On this blog you I am going to share my world with you. What can you expect to find here -- First of all lots of sexy men, off all shapes and types, something for everyone, as I can find beauty in most men. You are going to find that I have a special fondness for Vintage Beefcake and Porn of the 60's, 70's, and 80's. Also, I love the average guy, and if you want to see yourself on here, just let me know. Be as daring as you like, as long as you are of age, let me help you share it with the world! Also, you are going to find many of my points of views, on pop culture, politics and our changing world. Look to see posts about pop culture, politics, entertainment, sex, etc. There is not any subject that I find as something I won't discuss or offer my point of view. Most of all, I hope you are going to enjoy what I post. ENJOY!

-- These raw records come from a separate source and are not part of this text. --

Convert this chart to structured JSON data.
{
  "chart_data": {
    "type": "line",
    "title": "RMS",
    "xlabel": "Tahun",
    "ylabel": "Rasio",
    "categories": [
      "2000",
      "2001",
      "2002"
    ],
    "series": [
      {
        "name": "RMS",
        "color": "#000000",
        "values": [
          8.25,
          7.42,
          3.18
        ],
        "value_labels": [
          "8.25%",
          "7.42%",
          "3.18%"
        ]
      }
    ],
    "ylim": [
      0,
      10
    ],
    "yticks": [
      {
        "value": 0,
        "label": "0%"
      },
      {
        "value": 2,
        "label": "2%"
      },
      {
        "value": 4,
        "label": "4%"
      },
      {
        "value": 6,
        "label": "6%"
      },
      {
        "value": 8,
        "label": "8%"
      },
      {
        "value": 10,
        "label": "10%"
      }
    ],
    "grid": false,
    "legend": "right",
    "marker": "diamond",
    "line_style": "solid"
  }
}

Saturday, September 14, 2013

1930's is the Birth of Modern Beefcake Magazines

June 1931
In the 1930's modern beefcake magazines began to appear. Starting at the turn of the century magazines began to appear to cater to bodybuilding and physical culture. This tied in with a trend at the time that saw an interest in the American public in physical fitness. The came from fears that modern urban society was making men to "weak" and "feminine". By the 1920s there were several magazines devoted to bodybuilding yet it wasn't until the 1930s that the photography in muscle magazines began to have a homo-erotic subtext to them. A good example of this is the magazine Klein's Bell published by Siegmund Klein. Siegmund was born on April 10, 1902, in Kronisberg Germany.  His family moved one year later to Cleveland Ohio when he was a child and that is where he grew up. The magazine was short lived but typical of the new direction that beefcake magazines were headed in the 1930s.

Leon Nole
Klein's Bell was first issued in June 1931 and ran monthly until December 1932.
In January 1933 it merged with 'Strongman Magazine'

Each issue ranged from 4 to 8 pages. It was described as 'being published gratis for the pupils and friends of Seigmund Klein's Studio of Physical Culture, 717 7th Avenue., at 48th St., New York City.'

By October 1931 the copies were costing 5c each and ultimately the publication was sold at 50c per year.

Because of his connections Klein was able to publish articles by a wide range of Physical Culture and Bodybuilding experts and
each issue is a gem containing the most interesting of articles, photos and personal recollections and anecdotes.